Patrick Liebermann


Il naquit à Strasbourg en 1948. Licencié en droit et diplômé d’une école de commerce et de management, il rejoignit les affaires familiales. Globe-trotter curieux des cultures, c’est au cours d’un premier voyage au Japon en 1970, année de l’Expo universelle d’Osaka, qu’il acquit par hasard, sur un coup de cœur, sa première tsuba, sans savoir que c’était une garde de sabre. Le virus était pris. Il sut depuis s’entourer des conseils avisés de grands marchands et il devint rapidement un collectionneur acharné et chevronné. Pendant plus d’un demi-siècle, il réalisa cette impressionnante collection, privilégiant toujours la qualité à la quantité.
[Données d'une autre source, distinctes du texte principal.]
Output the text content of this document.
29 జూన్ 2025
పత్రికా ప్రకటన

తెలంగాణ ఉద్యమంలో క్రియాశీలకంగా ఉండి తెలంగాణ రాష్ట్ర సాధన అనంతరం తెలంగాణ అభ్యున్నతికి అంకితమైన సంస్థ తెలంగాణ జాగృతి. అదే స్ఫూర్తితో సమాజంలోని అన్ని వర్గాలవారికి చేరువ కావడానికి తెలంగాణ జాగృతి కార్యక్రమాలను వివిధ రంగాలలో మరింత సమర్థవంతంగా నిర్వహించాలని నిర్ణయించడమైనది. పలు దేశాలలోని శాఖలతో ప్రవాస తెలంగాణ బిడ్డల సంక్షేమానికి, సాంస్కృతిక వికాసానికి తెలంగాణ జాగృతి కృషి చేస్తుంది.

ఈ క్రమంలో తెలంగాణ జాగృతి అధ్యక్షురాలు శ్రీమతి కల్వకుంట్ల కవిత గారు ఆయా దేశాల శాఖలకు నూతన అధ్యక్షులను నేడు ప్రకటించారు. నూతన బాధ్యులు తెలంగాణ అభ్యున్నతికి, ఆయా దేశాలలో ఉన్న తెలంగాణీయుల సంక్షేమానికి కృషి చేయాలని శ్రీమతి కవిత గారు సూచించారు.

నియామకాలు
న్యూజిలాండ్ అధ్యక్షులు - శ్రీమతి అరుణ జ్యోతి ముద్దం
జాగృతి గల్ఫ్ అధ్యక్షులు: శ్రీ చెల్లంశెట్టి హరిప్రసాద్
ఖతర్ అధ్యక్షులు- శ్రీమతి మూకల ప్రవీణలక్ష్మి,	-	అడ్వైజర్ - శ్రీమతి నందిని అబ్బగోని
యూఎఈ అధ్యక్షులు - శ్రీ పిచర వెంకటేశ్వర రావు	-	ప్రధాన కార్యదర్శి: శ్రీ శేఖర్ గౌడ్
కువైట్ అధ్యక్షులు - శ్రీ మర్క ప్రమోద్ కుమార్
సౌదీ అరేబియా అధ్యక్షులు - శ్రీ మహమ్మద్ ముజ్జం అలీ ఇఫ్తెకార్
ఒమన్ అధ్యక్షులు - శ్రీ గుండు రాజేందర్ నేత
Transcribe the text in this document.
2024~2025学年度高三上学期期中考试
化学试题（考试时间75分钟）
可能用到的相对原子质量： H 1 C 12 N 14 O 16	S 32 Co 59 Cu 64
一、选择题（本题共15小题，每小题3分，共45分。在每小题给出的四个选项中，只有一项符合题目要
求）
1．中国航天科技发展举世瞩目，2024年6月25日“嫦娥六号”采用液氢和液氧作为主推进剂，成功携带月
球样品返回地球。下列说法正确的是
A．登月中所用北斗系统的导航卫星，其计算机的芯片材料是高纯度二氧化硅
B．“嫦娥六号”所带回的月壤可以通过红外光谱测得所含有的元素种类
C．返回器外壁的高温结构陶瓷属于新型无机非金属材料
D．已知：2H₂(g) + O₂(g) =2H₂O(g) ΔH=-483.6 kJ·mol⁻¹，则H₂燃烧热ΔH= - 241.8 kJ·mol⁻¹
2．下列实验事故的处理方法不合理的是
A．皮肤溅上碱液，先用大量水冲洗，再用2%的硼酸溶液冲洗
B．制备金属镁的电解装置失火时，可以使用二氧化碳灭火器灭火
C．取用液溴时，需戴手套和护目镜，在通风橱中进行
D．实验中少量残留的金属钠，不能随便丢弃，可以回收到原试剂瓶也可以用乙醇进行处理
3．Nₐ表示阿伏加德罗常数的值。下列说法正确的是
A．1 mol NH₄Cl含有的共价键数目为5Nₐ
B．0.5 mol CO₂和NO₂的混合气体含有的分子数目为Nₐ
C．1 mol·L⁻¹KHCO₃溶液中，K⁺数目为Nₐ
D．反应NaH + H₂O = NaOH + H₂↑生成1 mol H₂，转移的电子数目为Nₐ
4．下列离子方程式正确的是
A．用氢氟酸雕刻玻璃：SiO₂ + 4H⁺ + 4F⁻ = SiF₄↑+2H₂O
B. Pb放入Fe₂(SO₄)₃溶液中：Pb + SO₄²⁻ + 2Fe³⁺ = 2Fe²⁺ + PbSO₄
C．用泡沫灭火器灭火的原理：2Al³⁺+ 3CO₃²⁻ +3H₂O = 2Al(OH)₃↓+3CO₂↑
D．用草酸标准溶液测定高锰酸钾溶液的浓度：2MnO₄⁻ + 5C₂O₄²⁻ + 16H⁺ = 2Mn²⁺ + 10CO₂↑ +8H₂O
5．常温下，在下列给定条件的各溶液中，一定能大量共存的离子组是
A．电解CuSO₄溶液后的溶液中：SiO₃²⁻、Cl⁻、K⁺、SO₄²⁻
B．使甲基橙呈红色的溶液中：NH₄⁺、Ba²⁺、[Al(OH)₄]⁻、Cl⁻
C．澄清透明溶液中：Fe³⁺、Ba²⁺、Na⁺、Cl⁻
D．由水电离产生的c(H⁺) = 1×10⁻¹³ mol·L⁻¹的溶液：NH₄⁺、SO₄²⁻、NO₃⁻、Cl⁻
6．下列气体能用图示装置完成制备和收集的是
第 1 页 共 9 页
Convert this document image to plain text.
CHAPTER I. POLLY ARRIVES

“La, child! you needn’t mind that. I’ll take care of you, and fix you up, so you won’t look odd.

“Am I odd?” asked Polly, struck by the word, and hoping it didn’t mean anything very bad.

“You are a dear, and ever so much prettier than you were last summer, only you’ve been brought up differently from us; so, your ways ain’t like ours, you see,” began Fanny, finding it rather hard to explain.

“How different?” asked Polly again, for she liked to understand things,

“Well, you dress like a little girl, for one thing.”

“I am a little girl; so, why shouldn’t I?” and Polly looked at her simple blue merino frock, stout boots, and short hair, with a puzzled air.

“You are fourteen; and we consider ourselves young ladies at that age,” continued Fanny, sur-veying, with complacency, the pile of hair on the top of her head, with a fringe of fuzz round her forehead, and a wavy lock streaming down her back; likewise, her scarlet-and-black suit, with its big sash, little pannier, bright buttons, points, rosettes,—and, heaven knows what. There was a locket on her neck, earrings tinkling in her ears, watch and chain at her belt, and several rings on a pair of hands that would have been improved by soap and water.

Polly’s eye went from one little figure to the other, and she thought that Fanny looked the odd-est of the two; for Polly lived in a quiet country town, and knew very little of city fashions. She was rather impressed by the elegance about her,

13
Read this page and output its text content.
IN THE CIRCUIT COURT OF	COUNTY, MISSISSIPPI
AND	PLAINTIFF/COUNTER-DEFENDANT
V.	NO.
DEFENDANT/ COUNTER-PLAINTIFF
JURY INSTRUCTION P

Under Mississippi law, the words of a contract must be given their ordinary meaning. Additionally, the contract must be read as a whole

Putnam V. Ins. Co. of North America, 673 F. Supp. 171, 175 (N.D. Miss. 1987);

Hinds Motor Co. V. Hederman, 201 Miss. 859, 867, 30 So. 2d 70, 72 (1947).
Les amateurs de tsuba ont eu l’occasions de le vérifier en admirant un florilège de sa collection exposée à la Bibliothèque Universitaire de Strasbourg au cours du premier semestre 2022.
A la différence de la plupart des collections françaises constituées à partir du fonds des tsuba entrées en abondance en France à la fin du 19ème et au début du 20ème siècle, une grande partie des pièces de sa collection a été acquise au Japon même, où il se rendit un vingtaine de fois, d’où la présence de nombreuses pièces peu courantes. La recherche de l’originalité fut précisément un des moteurs de M. Liebermann. Comme toute collection, sa collection est le reflet de son choix, un choix qu’il assume : plutôt que de se focaliser sur les sukashi ou les kinkô, sur telle ou telle école ou époque, il s’intéressait essentiellement au thème. Comme il le disait lui-même, « la qualité artistique, l’originalité des thèmes traités et la finesse de l’ouvrage [furent ses] guides ». Partageant avec le peuple japonais un « amour inconditionnel de la nature », il fit la part belle au bestiaire japonais réel ou fictif. Il convient d’ajouter à ces qualités, l’état toujours « fleur de coin » de ses tsuba, quelle que soit leur époque. Cette approche « iconographique » n’empêcha pas Patrick Liebermann de réaliser un travail de documentation approfondi sur chacune de ses nouvelles acquisitions avec curiosité et érudition, faisant preuve de rigueur et d’intelligence dans l’assouvissement de sa passion.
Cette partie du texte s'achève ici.